Well in the last posting about our mixed bag of a trip to Italy, I talked about how we failed to remember to take our house keys with us. It wasn’t the only thing we forgot as it happened. We intended to take a new rug with us and several other things but somehow in our busy pre-trip schedule, they all got sadly forgotten. And upon returning we intended to bring several items back to the UK and in our haste, you’ve guessed it, we overlooked them too. It’s clearly an age thing as C and I hurtle towards our bloody dotage. They’ll be feeding us baby food soon.
One thing we did remember to do however before we set off was order some DVDs online to watch out in Italy. Sadly we forgot how long it takes to redeem an order these days and they failed to arrive before we set off. Do you believe in omens and maybe get the impression that this was a trip destined to be not entirely successful? Not to worry the good thing is that they were here (well at the Post Office) waiting for us when we returned, and last night I watched the first of them, the remarkable film Kes. I don’t think I’ve seen it in 30-40 years (memory escapes me) but it’s a true classic. You must know the plot; it’s set in a Yorkshire mining town and tells the story of Billy, a young schoolboy with no prospects other than to follow his unlikeable elder brother Judd down the pits. It’s utterly dispiriting but things take on an upbeat tone when Billy discovers a young kestrel – Kes – and trains him in the art of falconry. It’s a beautiful relationship and symbolic of the personal need to escape the grimness of the last remnants of the industrial north in the 60’s. But ultimately it is doomed.

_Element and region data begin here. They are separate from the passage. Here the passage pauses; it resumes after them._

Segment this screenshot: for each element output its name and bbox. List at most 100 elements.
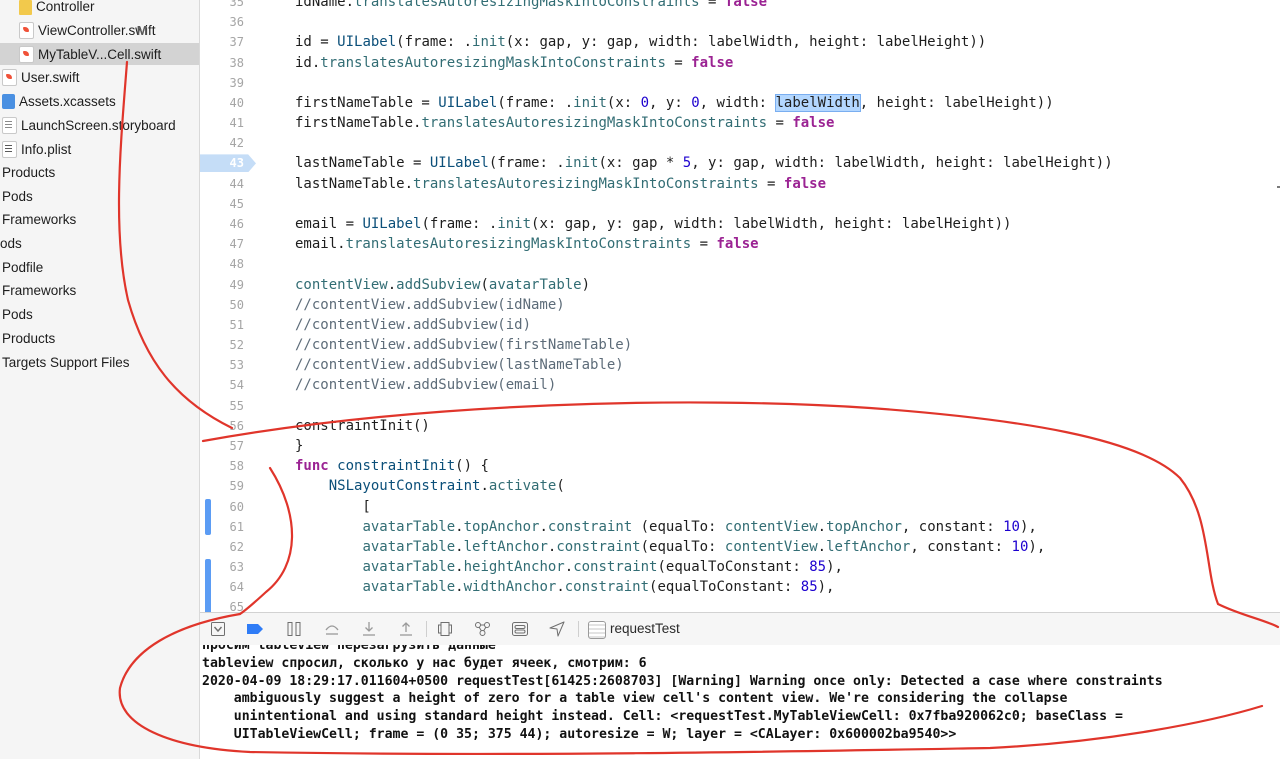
- navigator-item[interactable]: LaunchScreen.storyboard: [0, 114, 176, 136]
- code-line[interactable]: 50 //contentView.addSubview(idName): [200, 295, 1280, 315]
- code-text[interactable]: id = UILabel(frame: .init(x: gap, y: gap…: [295, 32, 986, 52]
- code-line[interactable]: 61 avatarTable.topAnchor.constraint (equ…: [200, 517, 1280, 537]
- code-text[interactable]: firstNameTable = UILabel(frame: .init(x:…: [295, 93, 1054, 113]
- line-number[interactable]: 36: [200, 12, 244, 32]
- line-number[interactable]: 51: [200, 315, 244, 335]
- navigator-item[interactable]: Products: [0, 161, 55, 183]
- code-line[interactable]: 36: [200, 12, 1280, 32]
- code-text[interactable]: }: [295, 436, 303, 456]
- code-text[interactable]: //contentView.addSubview(id): [295, 315, 531, 335]
- code-text[interactable]: //contentView.addSubview(email): [295, 375, 556, 395]
- line-number[interactable]: 56: [200, 416, 244, 436]
- code-line[interactable]: 45: [200, 194, 1280, 214]
- code-line[interactable]: 58 func constraintInit() {: [200, 456, 1280, 476]
- code-line[interactable]: 55: [200, 396, 1280, 416]
- code-line[interactable]: 62 avatarTable.leftAnchor.constraint(equ…: [200, 537, 1280, 557]
- code-text[interactable]: func constraintInit() {: [295, 456, 489, 476]
- code-line[interactable]: 52 //contentView.addSubview(firstNameTabl…: [200, 335, 1280, 355]
- code-line[interactable]: 41 firstNameTable.translatesAutoresizingM…: [200, 113, 1280, 133]
- code-line[interactable]: 39: [200, 73, 1280, 93]
- line-number[interactable]: 48: [200, 254, 244, 274]
- code-text[interactable]: id.translatesAutoresizingMaskIntoConstra…: [295, 53, 733, 73]
- line-number[interactable]: 57: [200, 436, 244, 456]
- line-number[interactable]: 40: [200, 93, 244, 113]
- code-text[interactable]: //contentView.addSubview(idName): [295, 295, 565, 315]
- code-line[interactable]: 64 avatarTable.widthAnchor.constraint(eq…: [200, 577, 1280, 597]
- line-number[interactable]: 59: [200, 476, 244, 496]
- pause-button[interactable]: [285, 620, 303, 638]
- code-text[interactable]: idName.translatesAutoresizingMaskIntoCon…: [295, 0, 767, 12]
- debug-target-name[interactable]: requestTest: [610, 621, 680, 636]
- code-line[interactable]: 40 firstNameTable = UILabel(frame: .init(…: [200, 93, 1280, 113]
- line-number[interactable]: 50: [200, 295, 244, 315]
- code-text[interactable]: avatarTable.widthAnchor.constraint(equal…: [295, 577, 834, 597]
- code-text[interactable]: firstNameTable.translatesAutoresizingMas…: [295, 113, 834, 133]
- code-line[interactable]: 51 //contentView.addSubview(id): [200, 315, 1280, 335]
- line-number[interactable]: 62: [200, 537, 244, 557]
- debug-memory-graph-button[interactable]: [474, 620, 492, 638]
- breakpoints-toggle-button[interactable]: [246, 620, 264, 638]
- code-line[interactable]: 38 id.translatesAutoresizingMaskIntoConst…: [200, 53, 1280, 73]
- code-line[interactable]: 43 lastNameTable = UILabel(frame: .init(x…: [200, 153, 1280, 173]
- code-text[interactable]: lastNameTable.translatesAutoresizingMask…: [295, 174, 826, 194]
- navigator-item[interactable]: Frameworks: [0, 279, 76, 301]
- code-line[interactable]: 60 [: [200, 497, 1280, 517]
- code-line[interactable]: 54 //contentView.addSubview(email): [200, 375, 1280, 395]
- navigator-item[interactable]: Controller: [0, 0, 95, 17]
- code-line[interactable]: 59 NSLayoutConstraint.activate(: [200, 476, 1280, 496]
- navigator-item[interactable]: MyTableV...Cell.swiftM: [0, 43, 199, 65]
- code-text[interactable]: avatarTable.topAnchor.constraint (equalT…: [295, 517, 1036, 537]
- line-number[interactable]: 47: [200, 234, 244, 254]
- line-number[interactable]: 52: [200, 335, 244, 355]
- code-line[interactable]: 47 email.translatesAutoresizingMaskIntoCo…: [200, 234, 1280, 254]
- line-number[interactable]: 39: [200, 73, 244, 93]
- debug-console[interactable]: просим tableview перезагрузить данные tab…: [200, 645, 1280, 759]
- navigator-item[interactable]: Assets.xcassets: [0, 90, 116, 112]
- code-text[interactable]: avatarTable.leftAnchor.constraint(equalT…: [295, 537, 1045, 557]
- code-line[interactable]: 37 id = UILabel(frame: .init(x: gap, y: g…: [200, 32, 1280, 52]
- navigator-item[interactable]: Products: [0, 327, 55, 349]
- hide-debug-area-button[interactable]: [209, 620, 227, 638]
- line-number[interactable]: 42: [200, 133, 244, 153]
- navigator-item[interactable]: Podfile: [0, 256, 43, 278]
- code-line[interactable]: 63 avatarTable.heightAnchor.constraint(e…: [200, 557, 1280, 577]
- code-line[interactable]: 56 constraintInit(): [200, 416, 1280, 436]
- line-number[interactable]: 38: [200, 53, 244, 73]
- code-line[interactable]: 42: [200, 133, 1280, 153]
- code-text[interactable]: lastNameTable = UILabel(frame: .init(x: …: [295, 153, 1113, 173]
- step-into-button[interactable]: [360, 620, 378, 638]
- code-text[interactable]: //contentView.addSubview(lastNameTable): [295, 355, 624, 375]
- navigator-item[interactable]: Frameworks: [0, 208, 76, 230]
- code-text[interactable]: avatarTable.heightAnchor.constraint(equa…: [295, 557, 842, 577]
- line-number[interactable]: 49: [200, 275, 244, 295]
- navigator-item[interactable]: Info.plist: [0, 138, 71, 160]
- line-number[interactable]: 45: [200, 194, 244, 214]
- navigator-item[interactable]: Targets Support Files: [0, 351, 130, 373]
- code-line[interactable]: 44 lastNameTable.translatesAutoresizingMa…: [200, 174, 1280, 194]
- navigator-item[interactable]: Pods: [0, 185, 33, 207]
- code-line[interactable]: 35 idName.translatesAutoresizingMaskIntoC…: [200, 0, 1280, 12]
- line-number[interactable]: 35: [200, 0, 244, 12]
- code-text[interactable]: contentView.addSubview(avatarTable): [295, 275, 590, 295]
- code-line[interactable]: 65: [200, 597, 1280, 612]
- line-number[interactable]: 53: [200, 355, 244, 375]
- line-number[interactable]: 41: [200, 113, 244, 133]
- step-out-button[interactable]: [397, 620, 415, 638]
- step-over-button[interactable]: [323, 620, 341, 638]
- code-line[interactable]: 57}: [200, 436, 1280, 456]
- line-number[interactable]: 37: [200, 32, 244, 52]
- simulate-location-button[interactable]: [548, 620, 566, 638]
- code-text[interactable]: email.translatesAutoresizingMaskIntoCons…: [295, 234, 759, 254]
- debug-view-hierarchy-button[interactable]: [436, 620, 454, 638]
- code-editor[interactable]: 35 idName.translatesAutoresizingMaskIntoC…: [200, 0, 1280, 612]
- code-text[interactable]: email = UILabel(frame: .init(x: gap, y: …: [295, 214, 1011, 234]
- code-line[interactable]: 48: [200, 254, 1280, 274]
- line-number[interactable]: 46: [200, 214, 244, 234]
- code-line[interactable]: 46 email = UILabel(frame: .init(x: gap, y…: [200, 214, 1280, 234]
- navigator-item[interactable]: ods: [0, 232, 22, 254]
- line-number[interactable]: 43: [200, 153, 244, 173]
- code-line[interactable]: 49 contentView.addSubview(avatarTable): [200, 275, 1280, 295]
- line-number[interactable]: 44: [200, 174, 244, 194]
- navigator-item[interactable]: User.swift: [0, 66, 80, 88]
- navigator-item[interactable]: Pods: [0, 303, 33, 325]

Directed by the brilliant Ken Loach, the film is poignant, certainly political and full of pathos. It feels under-rehearsed in places almost as if a lot of it was unscripted and improvised. But this gives it a sense of realism, as if it were a drama-documentary. Despite the sadness the film has some brilliantly funny moments and the scene where Billy’s PE teacher, played by the late Brain Glover, emulates his hero, the fair slightly-balding Bobby Charlton, in a game of football with the boys is just superb comedic acting.
You know, I’d forgotten just how good this film is. Quelle surprise.